Unsurprisingly, children's charities are among the easiest to promote, because they have the most appealing causes. Child Cancer's annual fundraising campaign, starting Monday and expected to raise $600,000, or about 10 per cent of the charity's target for the year, is fronted by 4-year-old cancer patient Rachel Sweeny, a beautiful little girl from Manukau whose big blue eyes would bore holes in the meanest bugger.

It is supported by Professionals, the real estate company, which has also given Child Cancer money towards a new building in central Auckland and bought holiday homes in Taupo and Queenstown for young cancer patients and their families to use when they need a break.

Professionals' support is well-targeted. The company sells property for profit and gives away property for charity. Or, in Mannion's terms, Professionals sells a sense of security and Child Cancer offers a sense of security to families who have lost theirs due to sudden and life-threatening illness. The relationship makes sense, there is a synchronicity there, and that, says Mannion, is the big news in the charity world. Businesses are defining their social values and supporting charities that support those values. Plus, these days it is chic to be seen to be helping unfortunates.

"Dick Hubbard's been beating this drum for years," says Mannion, eyes wide, hands gesticulating, tight curls bouncing. "People no longer go to church, [they're distrustful of] the State, and they look to businesses for their values. They, say, 'If I'm going to buy, I want to know what you stand for'."

New research by ACNielsen shows that 62 per cent of New Zealanders make consumer choices based on whether the company supports charities or worthy causes. That means they will actually choose a loaf of bread supporting, say, whale protection, over an identical loaf that stands for nothing. What's more, 84 per cent think more highly of companies that support charities.

"Social responsibility affects shareholder value," says Mannion, who quit her job as general manager of Kellogg's Oceania to start Robin Hood. In the past year, she has taught 60 charities how to better market themselves by defining their core purpose, what social statistic they address (example: 150 children in New Zealand are diagnosed with cancer every year), and what they could achieve given more money and help.

"Give it to me in facts," she says, eyebrows shooting up to her hairline as she leaps into workshop mode.

"Don't tell me you want to make the world a better place. Tell me that every year you work with 1000 at-risk kids. What unmet need is going to go unmet if you don't get help?"
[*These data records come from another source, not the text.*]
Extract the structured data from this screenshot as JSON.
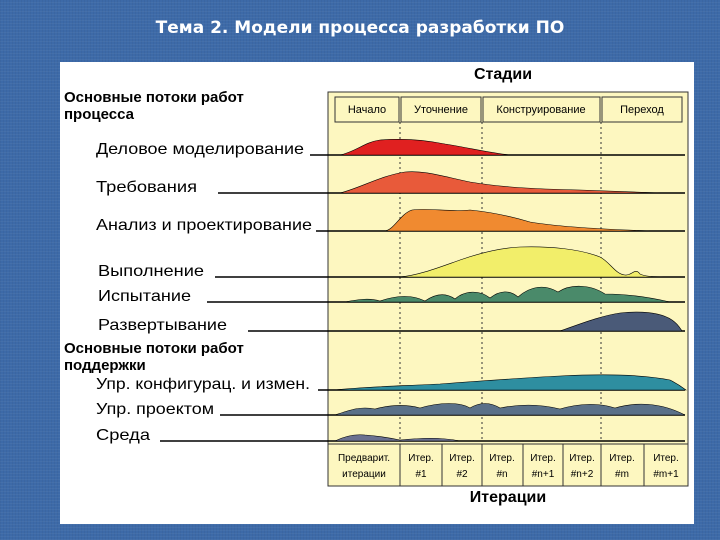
{
  "slide_title": "Тема 2. Модели процесса разработки ПО",
  "stages_heading": "Стадии",
  "iterations_heading": "Итерации",
  "process_group_title": [
    "Основные потоки работ",
    "процесса"
  ],
  "support_group_title": [
    "Основные потоки работ",
    "поддержки"
  ],
  "phases": [
    "Начало",
    "Уточнение",
    "Конструирование",
    "Переход"
  ],
  "iterations": [
    [
      "Предварит.",
      "итерации"
    ],
    [
      "Итер.",
      "#1"
    ],
    [
      "Итер.",
      "#2"
    ],
    [
      "Итер.",
      "#n"
    ],
    [
      "Итер.",
      "#n+1"
    ],
    [
      "Итер.",
      "#n+2"
    ],
    [
      "Итер.",
      "#m"
    ],
    [
      "Итер.",
      "#m+1"
    ]
  ],
  "process_workflows": [
    {
      "label": "Деловое моделирование",
      "color": "#e02020"
    },
    {
      "label": "Требования",
      "color": "#e85a3a"
    },
    {
      "label": "Анализ и проектирование",
      "color": "#f08a30"
    },
    {
      "label": "Выполнение",
      "color": "#f2ee6a"
    },
    {
      "label": "Испытание",
      "color": "#4a8a6a"
    },
    {
      "label": "Развертывание",
      "color": "#4a5a78"
    }
  ],
  "support_workflows": [
    {
      "label": "Упр. конфигурац. и измен.",
      "color": "#2e8ea0"
    },
    {
      "label": "Упр. проектом",
      "color": "#5a7088"
    },
    {
      "label": "Среда",
      "color": "#6a7090"
    }
  ],
  "colors": {
    "background": "#3d6aa8",
    "chart_fill": "#fdf7c0"
  }
}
Then she partners the newly clued-up charity with businesses offering money, advice and support. "Up until now they've spoken a very different language." The only problem is trying to sell charities with "unappealing" causes, such as support for domestic violence victims or drug abusers.

If it's not cute kiddies and chubby puppies, a lot of corporates don't want to know.

But here again, there is a strategy. Auckland Rape Crisis, an "unappealing" charity, calls its fundraising arm Urban Goddess, and charges busy working women for exotic pampering sessions including style makeovers and Italian cooking lessons. The money goes to the same traumatised women, but it is much easier to sell the goddess concept to corporate sponsors.

Doesn't this emphasis on marketing wizardry put a lot of pressure on already stretched charities when surely they have other things to think about? Like doing good works.

Maybe, but "the [business] that is prepared to offer their help for to have something that you can offer back. You have to have a strong brand, be marketable, have a presence, be able to provide media coverage, and have a cause that people can believe in."

So there you have it, corporate New Zealand. It's good business to help charities, although there is one proviso: simply writing a cheque is seen as self-congratulatory. You are expected to offer ideas, talent, enthusiasm for the cause. Otherwise consumers will lose faith in you and buy someone else's bread.

As for Robbie Williams, using a children's charity to enhance your image without doing your homework first could well backfire. It's not too late, Robbie — you and the people of Old Mill Rd can still open your chequebooks.